Macroeconomia

A incerteza adormecida e a bomba relógio fiscal

26 jun 2017

Enquanto a palavra incerteza se multiplica nos textos e conversas sobre a recuperação da economia, quando o assunto é inflação a principal dúvida é até que nível a taxa esperada para 2017 baixará. 

No início do ano, a mediana das previsões acompanhadas pelo boletim Focus era 4,9%. Agora está em 3,6%. Já há quem afirme que a taxa poderá ser menor do que 3%. Esse resultado deixaria o Banco Central (BC) na insólita situação de ter desrespeitado o limite inferior da faixa de tolerância. Mesmo que se visse forçada a esclarecer esse inédito acontecimento, a autoridade monetária teria conseguido reduzir a inflação ao menor ou segundo menor valor em praticamente 20 anos. Por que a inflação tem ficado a salvo da incerteza que assola a economia brasileira?

A resposta mais imediata é que ainda está muito distante o momento em que a atividade econômica retornará ao nível observado antes de mergulharmos na recessão, há quase três anos.

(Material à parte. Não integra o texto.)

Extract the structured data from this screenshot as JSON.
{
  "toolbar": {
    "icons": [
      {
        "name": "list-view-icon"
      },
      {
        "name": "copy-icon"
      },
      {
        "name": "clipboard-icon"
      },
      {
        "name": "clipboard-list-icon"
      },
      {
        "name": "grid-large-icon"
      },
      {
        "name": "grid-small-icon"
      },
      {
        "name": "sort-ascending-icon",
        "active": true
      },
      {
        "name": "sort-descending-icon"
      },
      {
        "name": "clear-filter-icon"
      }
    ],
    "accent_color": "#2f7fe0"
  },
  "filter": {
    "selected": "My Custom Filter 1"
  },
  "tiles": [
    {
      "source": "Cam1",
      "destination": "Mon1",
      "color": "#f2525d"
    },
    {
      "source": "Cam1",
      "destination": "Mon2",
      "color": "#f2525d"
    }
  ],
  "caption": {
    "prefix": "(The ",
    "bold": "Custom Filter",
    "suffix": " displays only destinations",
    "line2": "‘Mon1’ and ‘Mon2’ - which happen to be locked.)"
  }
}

Sob o peso de uma taxa de desemprego recorde de 13,6% e com expectativas inflacionárias bem mais ancoradas do que há poucos meses, o que poderia deflagrar uma inversão de trajetória e consequente aceleração dos preços? A variável que normalmente precipita mudanças na inflação é a taxa de câmbio. Nos primeiros dias após a divulgação das gravações que poderiam levar ao encurtamento da gestão Temer, o dólar ensaiou um avanço de quase 8%, que parecia a largada de uma corrida de maior fôlego. Em tal cenário, a inflação receberia um impulso capaz de frear a desaceleração e inverter sua trajetória, que voltaria a ser de alta.

Mas o dólar não foi adiante. Intervenções do BC e bons fundamentos do setor externo explicam a acomodação do câmbio, mas há também uma visível dose de boa vontade do mercado, enxergando condições para que o programa reformista do governo Temer tenha continuidade, ainda que de forma incompleta, caso a permanência do presidente se inviabilize. Para evitar conjecturas políticas, vamos simplesmente admitir que esse eventos extremos não se verifiquem e, ainda que sujeito a alguma volatilidade, o câmbio não dispare. A inflação terminaria o ano ao abrigo da turbulência política.

A marcha do tempo, entretanto, nos fará desembocar em 2018, que pelas regras vigentes será ano de sucessão presidencial. O que esse mecanismo de revisão e renovação do comando da nação, inerente aos sistemas democráticos, poderia trazer de incerteza para a inflação? Outra vez sem nos aprofundarmos na enumeração de alternativas políticas, as indefinições sobre o processo sucessório são um poderoso combustível para a volatilidade das variáveis econômicas, o câmbio em posição de destaque. O segundo semestre de 2002, durante o qual a alta da moeda americana, acumulada desde janeiro, ultrapassou 70% é uma lembrança ainda nítida dos efeitos das incertezas políticas sobre a economia. A inflação voltou aos dois dígitos e só começou a declinar no fim do ano seguinte.

Antes de embarcarmos em nova jornada cambial, vale ressaltar as diferenças entre aquele momento e o que pode ser o cenário em 2018. A situação das contas externas brasileiras, tradicional calcanhar de Aquiles, é incomparavelmente melhor no presente, devendo se manter em 2018, do que era há 15 anos. O mesmo não se pode afirmar sobre o quadro fiscal, com despesas de difícil controle, como a previdenciária, e possibilidades bem mais limitadas de elevação das receitas do que na década passada. Quais seriam as chances de um novo governo prosseguir e aprofundar o inadiável ajuste das contas públicas?

Se a inflação é, em última análise, decorrência de um desequilíbrio fiscal amplo e duradouro, caso o ajuste tardasse, ela inevitavelmente reapareceria. Este é, aliás, um mecanismo grosseiro, mas já testado, de amenizar o déficit do setor público. Voltaríamos a falar em indexação, realimentação, inércia, etc. Seria um pesadelo. Melhor ficar em 2017. No curto prazo, a inflação parece desconhecer incerteza, mas a médio e longo prazo a bomba relógio fiscal precisa ser desmontada.